The fierce desire which the King called love clamored for interpretation. Robert spoke swiftly, warmly, feeding his greedy eyes with her beauty.
"When I drank the white water from your hands, I drank love with it.
When I looked into your glorious eyes love leaped from them, all armed, and conquered me. The wood wind blew one tress of your red hair across my face and the red flame of love ran through my veins and burned out all memories save only the memory of your face. I would lose a kingdom to kiss you on the lips. I would surrender the power and the glory to be kissed upon the lips by you."
He made as if to clasp her in his arms, but in a moment she eluded him with the quickness of some forest creature. She had risen and was standing at a little distance before he realized that his longing arms clasped emptiness.
"You speak with the speech of angels," Perpetua said, speaking low; "wonderful words that shine like little stars, that make me tremble as if they were little flames that played about me." She paused for a moment as if thoughts troubled her; then went on: "And yet I think you say too much. All I should ask of my lover would be but a true heart and a true hand."

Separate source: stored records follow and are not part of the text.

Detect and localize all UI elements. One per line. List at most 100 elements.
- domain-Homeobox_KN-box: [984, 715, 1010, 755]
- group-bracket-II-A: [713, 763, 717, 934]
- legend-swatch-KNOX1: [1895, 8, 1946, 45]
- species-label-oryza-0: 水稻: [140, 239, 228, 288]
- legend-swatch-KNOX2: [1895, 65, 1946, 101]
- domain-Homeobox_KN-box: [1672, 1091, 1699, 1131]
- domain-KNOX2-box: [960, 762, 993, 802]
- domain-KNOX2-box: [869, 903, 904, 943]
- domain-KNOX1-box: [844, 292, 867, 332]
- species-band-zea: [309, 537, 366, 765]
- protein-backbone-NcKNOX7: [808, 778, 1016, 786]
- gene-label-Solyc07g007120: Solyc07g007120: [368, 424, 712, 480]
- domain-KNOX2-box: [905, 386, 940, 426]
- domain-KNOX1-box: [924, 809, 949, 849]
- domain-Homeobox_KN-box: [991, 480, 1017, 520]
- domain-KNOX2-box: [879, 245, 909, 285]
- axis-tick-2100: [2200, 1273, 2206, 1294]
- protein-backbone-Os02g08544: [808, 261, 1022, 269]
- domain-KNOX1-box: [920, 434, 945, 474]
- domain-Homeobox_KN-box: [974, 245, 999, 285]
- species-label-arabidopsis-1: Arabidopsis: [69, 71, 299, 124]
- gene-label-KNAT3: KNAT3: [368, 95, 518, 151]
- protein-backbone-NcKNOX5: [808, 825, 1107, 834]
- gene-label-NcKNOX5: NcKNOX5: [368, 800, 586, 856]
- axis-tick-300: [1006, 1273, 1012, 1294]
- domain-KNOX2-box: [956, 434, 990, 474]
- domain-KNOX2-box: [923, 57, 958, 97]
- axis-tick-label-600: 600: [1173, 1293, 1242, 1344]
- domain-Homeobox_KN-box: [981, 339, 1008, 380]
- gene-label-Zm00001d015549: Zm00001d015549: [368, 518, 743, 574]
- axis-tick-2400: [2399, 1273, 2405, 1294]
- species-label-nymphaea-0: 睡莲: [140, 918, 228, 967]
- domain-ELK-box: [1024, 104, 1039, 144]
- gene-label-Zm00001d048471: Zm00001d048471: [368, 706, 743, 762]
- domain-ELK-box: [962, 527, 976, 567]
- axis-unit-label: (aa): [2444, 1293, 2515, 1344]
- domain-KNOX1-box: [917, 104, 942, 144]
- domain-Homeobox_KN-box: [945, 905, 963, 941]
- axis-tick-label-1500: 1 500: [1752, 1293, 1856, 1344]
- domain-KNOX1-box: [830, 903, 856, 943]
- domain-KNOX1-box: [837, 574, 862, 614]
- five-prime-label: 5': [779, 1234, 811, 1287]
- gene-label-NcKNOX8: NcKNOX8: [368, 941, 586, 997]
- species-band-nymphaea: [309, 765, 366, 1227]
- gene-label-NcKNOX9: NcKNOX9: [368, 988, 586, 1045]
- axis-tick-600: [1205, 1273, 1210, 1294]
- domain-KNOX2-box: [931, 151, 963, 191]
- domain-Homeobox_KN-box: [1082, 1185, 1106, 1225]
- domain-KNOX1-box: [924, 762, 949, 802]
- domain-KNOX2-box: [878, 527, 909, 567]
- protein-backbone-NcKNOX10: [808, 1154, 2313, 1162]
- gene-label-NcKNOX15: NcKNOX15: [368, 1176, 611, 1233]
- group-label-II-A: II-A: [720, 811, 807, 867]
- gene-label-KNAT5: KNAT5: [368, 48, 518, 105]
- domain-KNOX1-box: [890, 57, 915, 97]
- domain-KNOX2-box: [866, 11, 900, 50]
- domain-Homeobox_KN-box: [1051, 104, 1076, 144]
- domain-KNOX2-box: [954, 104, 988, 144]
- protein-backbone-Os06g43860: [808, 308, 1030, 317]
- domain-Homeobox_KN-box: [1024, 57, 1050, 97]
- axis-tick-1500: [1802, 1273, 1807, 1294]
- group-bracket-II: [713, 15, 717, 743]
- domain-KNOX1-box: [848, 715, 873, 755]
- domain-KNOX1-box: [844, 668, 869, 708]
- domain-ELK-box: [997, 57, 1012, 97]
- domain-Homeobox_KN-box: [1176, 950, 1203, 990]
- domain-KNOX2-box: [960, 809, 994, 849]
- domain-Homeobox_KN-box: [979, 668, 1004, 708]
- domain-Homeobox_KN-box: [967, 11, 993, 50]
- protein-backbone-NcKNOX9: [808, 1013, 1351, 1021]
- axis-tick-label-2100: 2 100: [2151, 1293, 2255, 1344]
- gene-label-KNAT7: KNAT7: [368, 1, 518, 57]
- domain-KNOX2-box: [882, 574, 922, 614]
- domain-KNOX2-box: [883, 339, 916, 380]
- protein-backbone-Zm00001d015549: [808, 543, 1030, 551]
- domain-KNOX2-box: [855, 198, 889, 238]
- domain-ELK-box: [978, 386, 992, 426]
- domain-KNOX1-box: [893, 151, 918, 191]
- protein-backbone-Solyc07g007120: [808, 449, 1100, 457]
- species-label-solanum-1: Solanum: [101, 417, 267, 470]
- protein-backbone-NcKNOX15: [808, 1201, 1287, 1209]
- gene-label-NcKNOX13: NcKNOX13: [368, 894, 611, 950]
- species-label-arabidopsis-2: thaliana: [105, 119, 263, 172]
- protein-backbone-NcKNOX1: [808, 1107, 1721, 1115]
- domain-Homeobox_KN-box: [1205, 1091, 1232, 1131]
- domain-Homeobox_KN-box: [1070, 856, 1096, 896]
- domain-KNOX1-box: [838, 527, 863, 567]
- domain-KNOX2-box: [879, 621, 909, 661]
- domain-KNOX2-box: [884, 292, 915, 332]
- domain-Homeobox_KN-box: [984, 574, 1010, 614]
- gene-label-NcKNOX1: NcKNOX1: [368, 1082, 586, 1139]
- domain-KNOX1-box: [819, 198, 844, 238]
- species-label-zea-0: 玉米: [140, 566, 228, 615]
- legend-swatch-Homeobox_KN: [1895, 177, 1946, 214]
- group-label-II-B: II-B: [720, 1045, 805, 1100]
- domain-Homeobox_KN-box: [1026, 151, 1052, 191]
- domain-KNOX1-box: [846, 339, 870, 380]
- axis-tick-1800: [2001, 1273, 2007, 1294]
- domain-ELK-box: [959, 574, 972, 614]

Anger strove with admiration on Robert's cheeks and in his eyes. He was untrained to any cross, and the composure with which the girl at once accepted and held off his homage galled him. But he curbed his irritation, remembering himself as the beseeching hunter, not as the commanding King.
Quitting the column, he came to where she stood. She did not move, but she did not take his offered hand, and he let it fall idly by his side, while he tried to overcrow her with his bold eyes.